Apple's iPhone dominated in the US, where carrier cost structures mean that Android phones are often no cheaper than a more expensive iPhone when acquired on a contract. Apple was the single largest phone vendor in the US during the fourth quarter of 2012, according to research company Strategy Analytics, which said that it passed Samsung there to provide 34% of handsets sold there - 17.7m against 16.8m for Samsung - with the two companies dominating the market there too, capturing 66% in total of overall sales.


Samsung dominated both the mobile phone and smartphone markets, shipping a total of 107m worldwide in the quarter, of which about 64m were smartphones. Nokia was second in the overall mobile phone market, shipping 85m, while Apple was third with 43.4m.

Together, Apple and Samsung accounted for 52% of the smartphone market - up from 46.4% in the third quarter - said Gartner.
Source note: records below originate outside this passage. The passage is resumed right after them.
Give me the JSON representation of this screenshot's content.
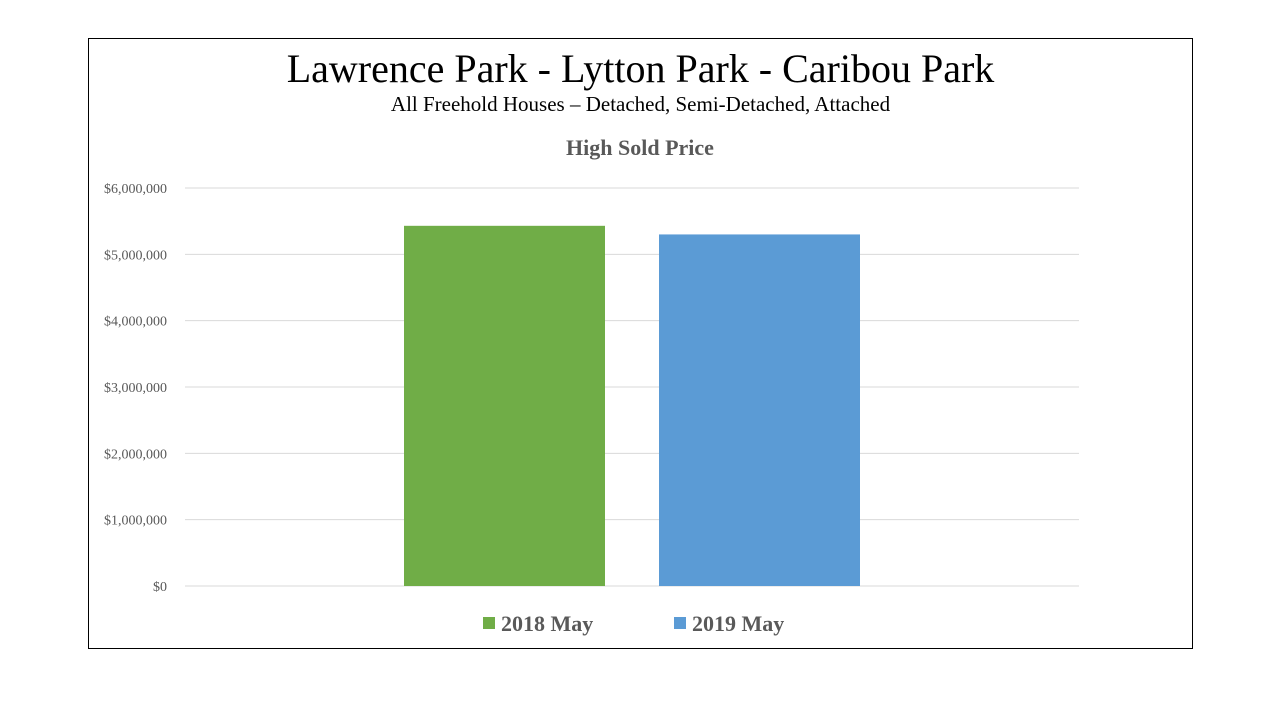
{
  "header": {
    "title": "Lawrence Park - Lytton Park - Caribou Park",
    "subtitle": "All Freehold Houses – Detached, Semi-Detached, Attached"
  },
  "colors": {
    "series_2018": "#70ad47",
    "series_2019": "#5b9bd5",
    "gridline": "#d9d9d9",
    "axis_text": "#595959",
    "chart_title": "#595959"
  },
  "chart_data": {
    "type": "bar",
    "title": "High Sold Price",
    "xlabel": "",
    "ylabel": "",
    "categories": [
      ""
    ],
    "series": [
      {
        "name": "2018 May",
        "values": [
          5430000
        ],
        "color": "#70ad47"
      },
      {
        "name": "2019 May",
        "values": [
          5300000
        ],
        "color": "#5b9bd5"
      }
    ],
    "ylim": [
      0,
      6000000
    ],
    "yticks": [
      0,
      1000000,
      2000000,
      3000000,
      4000000,
      5000000,
      6000000
    ],
    "ytick_labels": [
      "$0",
      "$1,000,000",
      "$2,000,000",
      "$3,000,000",
      "$4,000,000",
      "$5,000,000",
      "$6,000,000"
    ],
    "grid": true,
    "legend": "bottom"
  }
}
The data from Gartner also shows that the fight for third place in the smartphone market has become neck-and-neck, with BlackBerry and Microsoft's Windows Phone within half a percentage point of each other during the fourth quarter of 2012, according to new data from the research company Gartner.

But the challenge faced by both is thrown into stark relief by the headline figures, which show that Google's Android and Apple's iPhone together powered more than 90% of smartphones shipped during the period - leaving BlackBerry with just 3.5% of the total and Windows Phone at 3.0%. Although BlackBerry shipped 7.3m handsets, and Windows Phone powered 6.2m, the contrast with the 43.4m iPhones and 144.7m Android phones is stark.
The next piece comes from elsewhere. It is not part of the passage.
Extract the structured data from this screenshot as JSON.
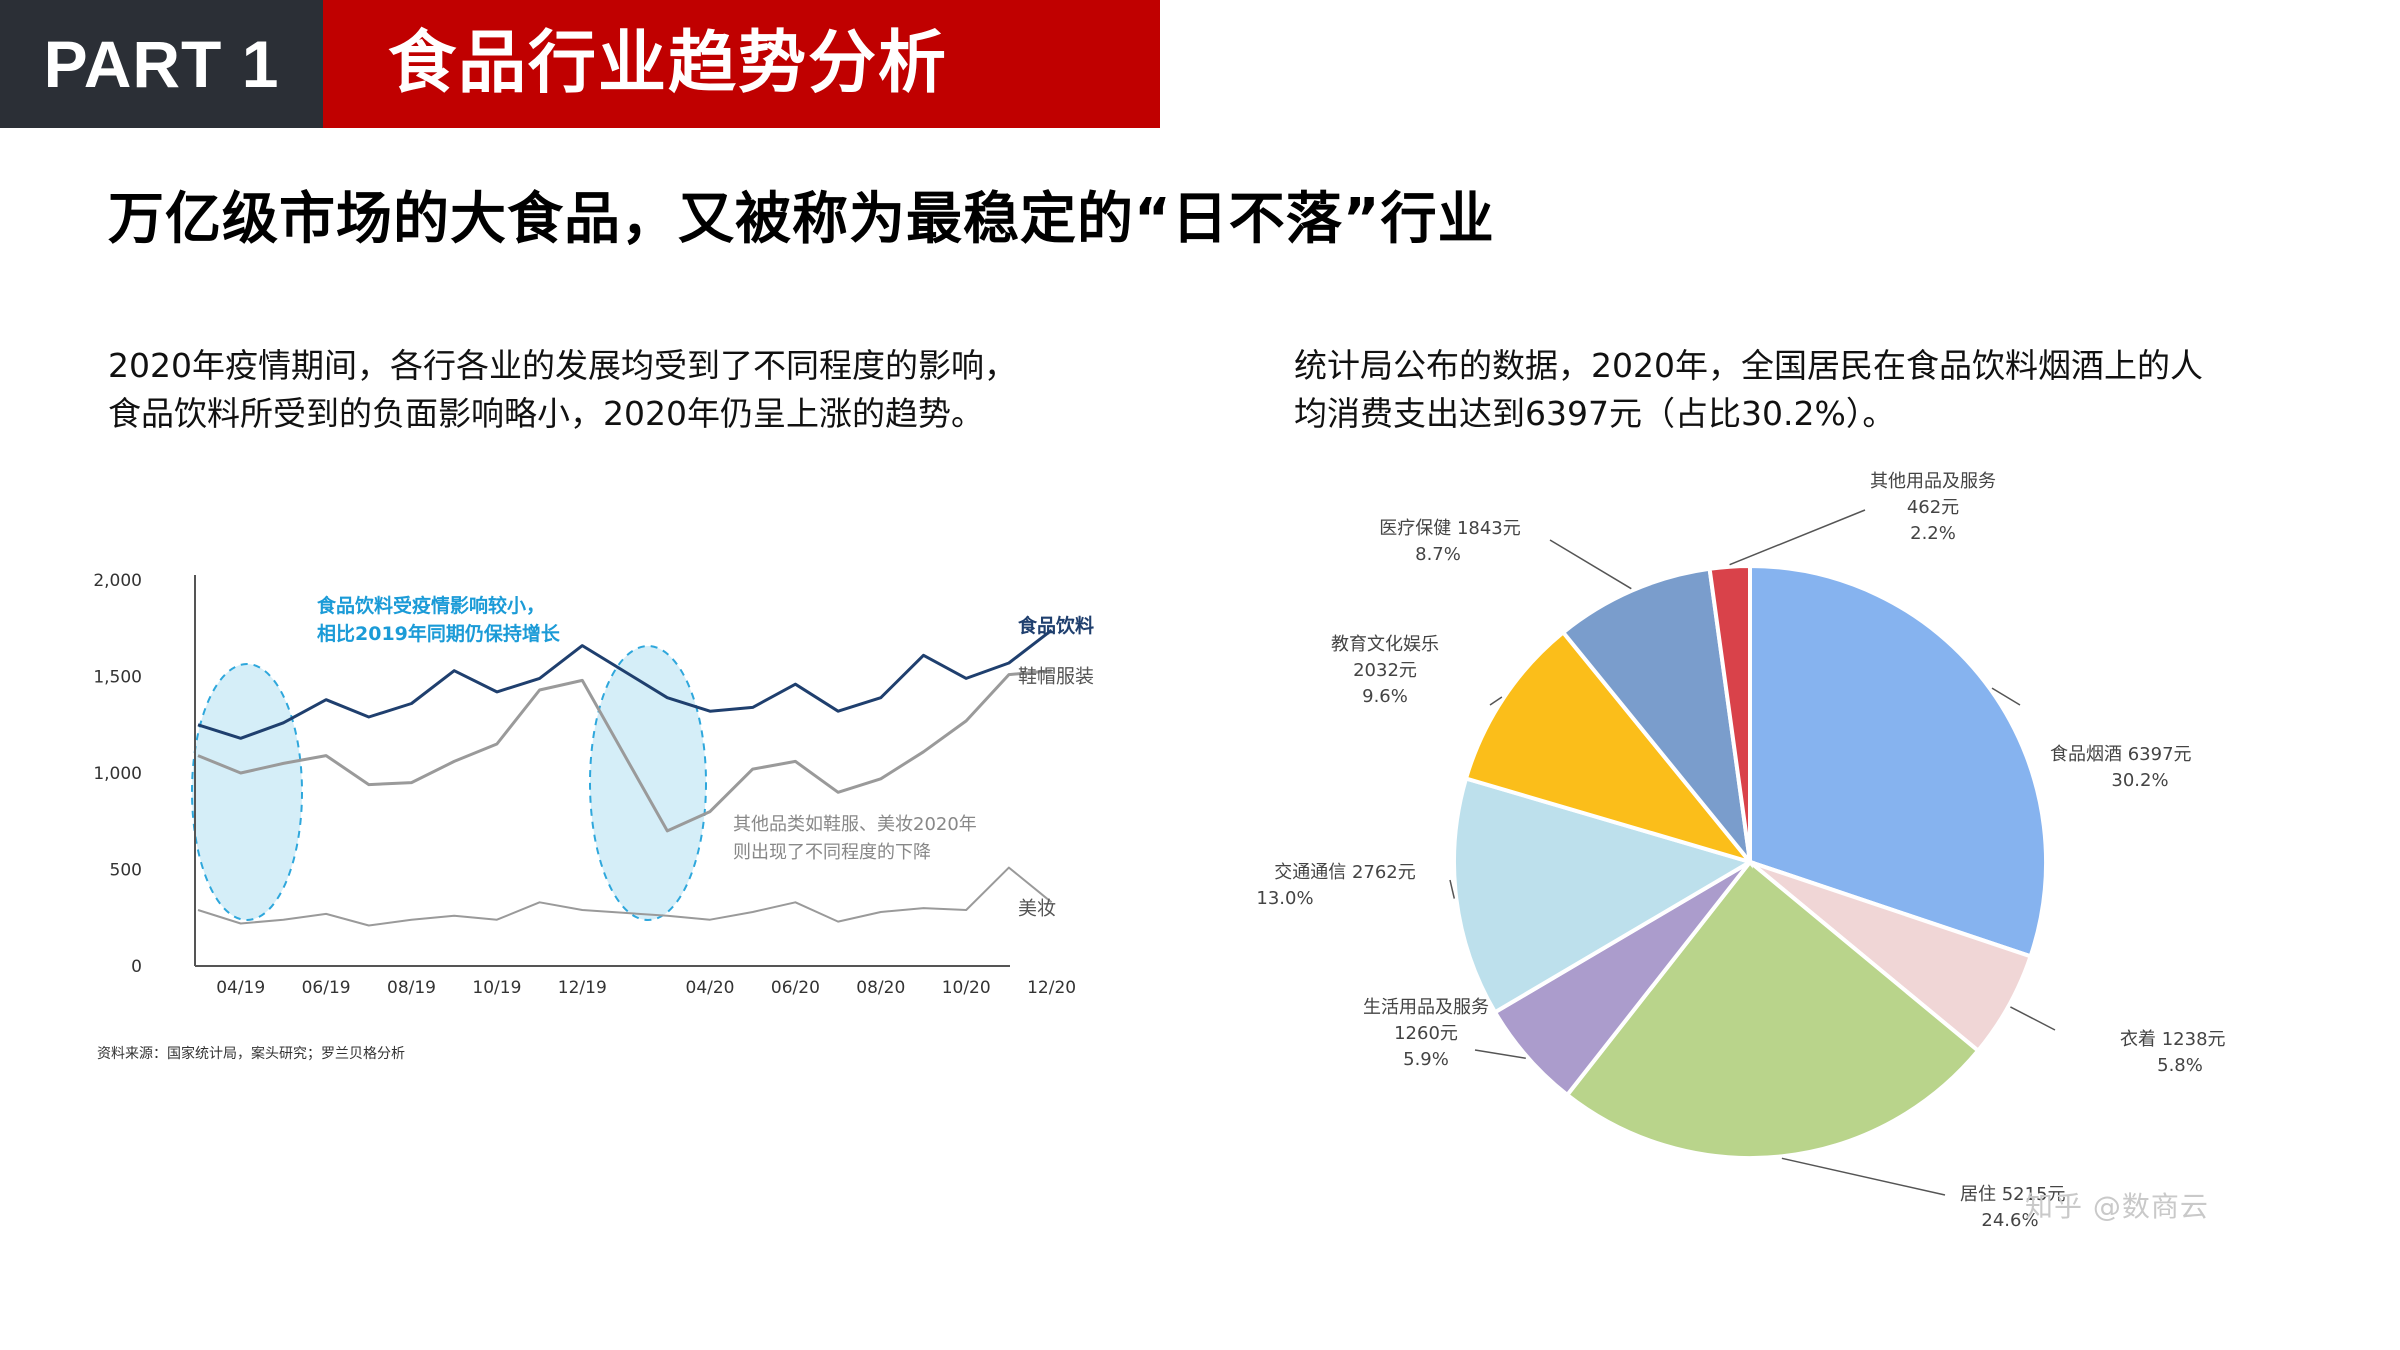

"2013 will be the year of the rise of the third ecosystem as the battle between the new BlackBerry10 and Widows Phone intensifies," said Anshul Gupta, Gartner's principal research analyst. "As carriers and vendors feel the pressure of the strong Android's growth, alternative operating systems such as Tizen, Firefox, Ubuntu and Jolla will try and carve out an opportunity by positioning themselves as profitable alternatives." The challenge for carriers is to find phone suppliers - and software - that can differentiate them from rivals who are offering exactly the same range of phones.

Android powered just under 70% of devices shipped during the period, with South Korea's Samsung on its own accounting for an estimated 62m handsets running Google's software. That means it accounted on its own for almost half of all Android shipments - and points to its increasing dominance both in handsets and in its ability to control the direction of Android's future development.

(c) 2013 Guardian Newspapers Limited.